The 7th century is called the Orientalizing period in Mediterranean culture, when Near Eastern cultures played a significant role as models. This is also shown by the animal frieze decoration, inspired by Near Eastern models, of Corinthian Greek pottery, which was widely exported all over the Mediterranean. The shape of the vessel in the exhibition, dubbed a ‘globular aryballos’ in modern scholarship, evolved in Corinth, and was immensely popular for perfume containers between 625 and 550 (the displayed object was created by the influential Sphinx Painter). As opposed to Phoenician pottery, Corinthian ware was imitated everywhere in Italy, but it was mainly in the Etruscan workshops that different kinds of Corinthianizing vessels were created by the thousands. Most, as attested by the aryballos on display, perfectly copied the shapes of the Greek originals. The small vessel was made in one of the main workshops of Etrusco-Corinthian pottery, that of the Painter of the Confronted Lions in Vulci, who was named after one of his favourite motifs. No matter how strong the link between Corinthian vases and their Etruscan imitations, the history of the style was defined by the internal relations of the two cultures. The Sphinx Painter created the aryballos around 600, when the shape was already known in Etruria; but it became really popular only 30 to 40 years later, when it became dominant in Etrusco-Corinthian pottery under the obvious influence of new local customs. The shape disappeared in the middle of the 6th century, more or less simultaneously in Corinth and Etruria.

In the second half of the 6th century, the leading role of Corinthian pottery in the western Mediterranean was taken over by the black-figure production of the Athenian workshops. In Etruria, in the third quarter of the century, vases of the Eastern Greeks, who were fleeing west to get away from the expanding Persian empire, were also popular and enthusiastically imitated, but from the middle of the century onwards, it was the masterpieces of Attic workshops that appear in Etruscan sites, and by the period between 525 and 475 Athenian black-figure ware had become by far the most popular there. Some large Attic workshops clearly worked to meet the taste of Etruscan customers – reflected more in the imitation of Etruscan vase shapes than in the choice of decoration. Openness never comes at the expense of local traditions and needs: this is characteristically attested by the fact that despite the dominant import of Athenian black-figure vases, Etruscan workshops applied black-figure decoration only sparingly and hesitantly.
The technique was hardly imitated, and only by second and third rate masters (the only exception being the more or less Atticizing Micali Painter, two of whose works are displayed in the permanent exhibition).
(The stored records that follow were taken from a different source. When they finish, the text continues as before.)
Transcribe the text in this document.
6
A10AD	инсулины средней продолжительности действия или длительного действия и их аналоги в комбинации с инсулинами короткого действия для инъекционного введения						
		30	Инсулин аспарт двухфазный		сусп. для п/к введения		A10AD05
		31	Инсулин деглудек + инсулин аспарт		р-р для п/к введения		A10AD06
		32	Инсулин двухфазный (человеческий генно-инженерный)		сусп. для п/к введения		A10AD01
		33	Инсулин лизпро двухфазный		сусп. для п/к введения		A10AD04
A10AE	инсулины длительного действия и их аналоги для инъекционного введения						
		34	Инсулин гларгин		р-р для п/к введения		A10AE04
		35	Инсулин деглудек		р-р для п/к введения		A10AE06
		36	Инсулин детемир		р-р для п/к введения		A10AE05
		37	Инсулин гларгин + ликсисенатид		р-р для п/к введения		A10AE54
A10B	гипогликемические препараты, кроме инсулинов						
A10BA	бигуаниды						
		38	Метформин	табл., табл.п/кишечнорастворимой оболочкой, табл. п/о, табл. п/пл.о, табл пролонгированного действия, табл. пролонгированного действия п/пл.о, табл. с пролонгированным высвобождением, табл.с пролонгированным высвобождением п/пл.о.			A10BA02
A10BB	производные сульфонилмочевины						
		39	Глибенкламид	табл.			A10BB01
This situation is exempified by the two black-figure vases on display, both representatives of the Attic jug-type conventionally known as the olpe. The slightly damaged Attic piece with the figure of Heracles capturing the Cretan bull of Minos, belongs to the so-called Leagros Group, which named after vases glorifying a young man popular at the end of the 6th century who later became a successful general. It is the work of the Daybreak Painter, who is named after one of his vases in Athens. The Etruscan olpe with the figures of two dancing youths was made somewhat later between 480–470, and imitates this variant of the vase shape together with the series of motifs decorating the space above the picture field. An example of a vase type that was disappearing, it was produced not in one of the great southern workshops, but in the region of Chiusi and Orvieto, and decorated with inferior draftsmanship. The red-figure decoration long dominant by this time in Athens was taken over in Etruria only much later, at the end of the 5th century.
A culture closing within its own traditions will sooner or later stiffen into backwardness, since it stops looking for fresh answers for questions raised by new situations. An open culture goes out to meet everything new, secure in its own self-knowledge and identity, drawing its means of expression freely from past and present. Instead of unproductive imitation, it organically lifts what it imports into its own unique, lasting cultural traditions.